Although seemingly curious at the idea, Makoto is still conservative about infrastructure. Toyota designed i-ROAD to have sufficient power for an average day's use, he explained, though he and the team will be watching distribution alternatives closely.

Meanwhile, the company is also working on improving other components essential to the EV powertrain, with trials underway to test new semiconductors that could significantly improve efficiency.

Similarly, i-ROAD isn't Toyota's only all-electric city car experiment underway. The Toyota COMS is a more traditional four-wheeler, without any of the tilting action that makes i-ROAD so interesting to drive, but that simplicity has meant Toyota could bring it to market sooner.

In fact, two versions of COMS – one targeting business use, the other personal – are already on sale in Japan, where they've proved popular with pharmacies and stores running local deliveries, and city dwellers doing quick trips, the company tells me.

Toyota COMS

Like i-ROAD, the focus is on the tiny footprint and instant torque rather than taking the whole family with you, though the business COMS does have a large lockable cubby on the back for deliveries.
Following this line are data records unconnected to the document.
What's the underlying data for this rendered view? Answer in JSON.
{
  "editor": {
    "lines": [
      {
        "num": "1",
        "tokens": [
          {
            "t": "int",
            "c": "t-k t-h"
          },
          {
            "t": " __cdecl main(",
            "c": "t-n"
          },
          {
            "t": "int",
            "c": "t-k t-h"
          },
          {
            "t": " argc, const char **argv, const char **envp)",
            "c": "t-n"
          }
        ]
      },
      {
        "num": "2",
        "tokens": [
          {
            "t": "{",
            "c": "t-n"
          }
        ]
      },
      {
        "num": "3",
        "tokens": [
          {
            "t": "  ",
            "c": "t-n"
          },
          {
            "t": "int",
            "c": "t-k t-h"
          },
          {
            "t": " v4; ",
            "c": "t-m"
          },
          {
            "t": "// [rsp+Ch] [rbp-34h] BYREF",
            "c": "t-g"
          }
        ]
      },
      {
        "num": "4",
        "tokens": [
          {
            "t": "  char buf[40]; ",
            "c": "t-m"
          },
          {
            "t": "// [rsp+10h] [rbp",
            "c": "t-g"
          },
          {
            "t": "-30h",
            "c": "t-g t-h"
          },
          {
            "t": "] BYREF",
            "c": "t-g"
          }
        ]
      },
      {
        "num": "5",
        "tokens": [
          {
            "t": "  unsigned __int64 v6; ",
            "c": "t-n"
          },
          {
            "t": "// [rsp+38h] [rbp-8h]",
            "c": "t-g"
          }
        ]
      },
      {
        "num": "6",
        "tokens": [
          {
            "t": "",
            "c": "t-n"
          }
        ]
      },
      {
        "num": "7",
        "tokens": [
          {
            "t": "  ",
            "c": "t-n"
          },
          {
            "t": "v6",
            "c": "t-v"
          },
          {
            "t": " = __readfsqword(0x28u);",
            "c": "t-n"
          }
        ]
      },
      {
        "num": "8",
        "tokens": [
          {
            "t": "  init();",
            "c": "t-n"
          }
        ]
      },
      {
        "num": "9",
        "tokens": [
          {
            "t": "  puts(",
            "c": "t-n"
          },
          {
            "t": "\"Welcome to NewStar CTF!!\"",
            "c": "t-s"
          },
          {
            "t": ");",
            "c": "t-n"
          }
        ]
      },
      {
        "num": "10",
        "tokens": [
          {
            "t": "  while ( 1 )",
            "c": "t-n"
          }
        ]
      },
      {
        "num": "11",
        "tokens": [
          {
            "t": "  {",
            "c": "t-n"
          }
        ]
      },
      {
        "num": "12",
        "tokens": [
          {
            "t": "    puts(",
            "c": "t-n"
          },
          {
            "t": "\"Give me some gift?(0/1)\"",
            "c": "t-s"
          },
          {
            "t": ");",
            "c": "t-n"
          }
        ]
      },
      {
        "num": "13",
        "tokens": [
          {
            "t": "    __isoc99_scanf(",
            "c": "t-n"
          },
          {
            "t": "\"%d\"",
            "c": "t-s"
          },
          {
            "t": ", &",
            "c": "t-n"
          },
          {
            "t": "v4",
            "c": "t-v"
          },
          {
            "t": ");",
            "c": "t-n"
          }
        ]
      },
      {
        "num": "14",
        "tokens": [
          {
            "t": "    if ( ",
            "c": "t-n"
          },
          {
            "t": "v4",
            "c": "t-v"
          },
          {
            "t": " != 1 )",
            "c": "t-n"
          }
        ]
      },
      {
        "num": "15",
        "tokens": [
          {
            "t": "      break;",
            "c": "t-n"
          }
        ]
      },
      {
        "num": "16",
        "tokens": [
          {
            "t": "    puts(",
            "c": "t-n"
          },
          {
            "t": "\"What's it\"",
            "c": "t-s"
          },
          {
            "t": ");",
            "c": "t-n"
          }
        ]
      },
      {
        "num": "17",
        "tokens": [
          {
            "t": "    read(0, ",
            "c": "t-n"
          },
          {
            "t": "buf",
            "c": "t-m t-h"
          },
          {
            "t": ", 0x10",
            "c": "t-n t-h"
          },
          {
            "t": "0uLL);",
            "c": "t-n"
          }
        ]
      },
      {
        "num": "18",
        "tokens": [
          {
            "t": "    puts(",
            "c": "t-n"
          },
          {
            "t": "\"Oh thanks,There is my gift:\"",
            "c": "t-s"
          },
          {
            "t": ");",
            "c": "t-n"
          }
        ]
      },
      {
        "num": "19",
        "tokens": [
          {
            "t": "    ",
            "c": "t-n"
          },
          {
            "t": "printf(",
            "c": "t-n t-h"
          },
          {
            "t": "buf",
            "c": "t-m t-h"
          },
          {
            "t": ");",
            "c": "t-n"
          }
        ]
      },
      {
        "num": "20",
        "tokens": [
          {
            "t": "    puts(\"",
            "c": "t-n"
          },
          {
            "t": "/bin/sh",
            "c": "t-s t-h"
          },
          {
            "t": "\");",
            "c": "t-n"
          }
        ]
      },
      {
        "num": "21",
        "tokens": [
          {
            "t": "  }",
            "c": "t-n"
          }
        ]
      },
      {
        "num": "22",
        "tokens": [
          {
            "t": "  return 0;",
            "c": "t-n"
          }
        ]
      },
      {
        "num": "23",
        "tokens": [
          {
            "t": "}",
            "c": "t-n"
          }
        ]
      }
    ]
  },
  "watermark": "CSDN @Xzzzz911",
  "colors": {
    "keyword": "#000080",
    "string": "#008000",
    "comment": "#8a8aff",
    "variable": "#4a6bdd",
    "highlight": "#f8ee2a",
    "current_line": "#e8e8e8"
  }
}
It feels a lot more like a golf buggy than its trike sibling, however, and despite the extra wheel is actually less practical in bad weather since it lacks doors.

What comes next for i-ROAD isn't entirely clear. Toyota still sees it as a test car, though efforts are underway to have it certified for use on US roads – something the company's US arm tells me shouldn't present a problem – and there's no telling where the next trial may go, or indeed if there even will be another.

Makoto wouldn't be drawn on how much i-ROAD might cost, and those involved in the trial weren't given any idea of what a final sticker price might be, though that didn't stop all of them asking to go on the (non-existent) wait list after having to give the keys back.

Still, while Toyota may not be short of eco-friendly vehicles, Makoto is confident that there's a place for i-ROAD or something like it in the line-up. As he sees it, the hydrogen powered Mirai is perfect for long-distance trips, Prius and other hybrids for medium journeys, leaving tiny EVs like i-ROAD and COMS ideal for dashing about the city.

As a result, Makoto says Toyota isn't settled on how drivers might actually pay to get behind the wheel. One likely possibility is some combination of outright sales – for those, he suggests, who like the idea of driving a tilting EV for fun – and then pay-per-use for more casual trips around the city.

We're still some way from that happening, but if electric has a place in the urban landscape then I think Toyota may have hit on the key to breaking down resistance to it. i-ROAD's appeal isn't just its environmentally-friendliness but the fact that it drives like little else on the road: you don't so much care whether it uses gas or electricity, you just want to go for another spin. That's a recipe that's worked well for Tesla's madly-performing Model S, and i-ROAD shows that it can also be applied in more unusual ways.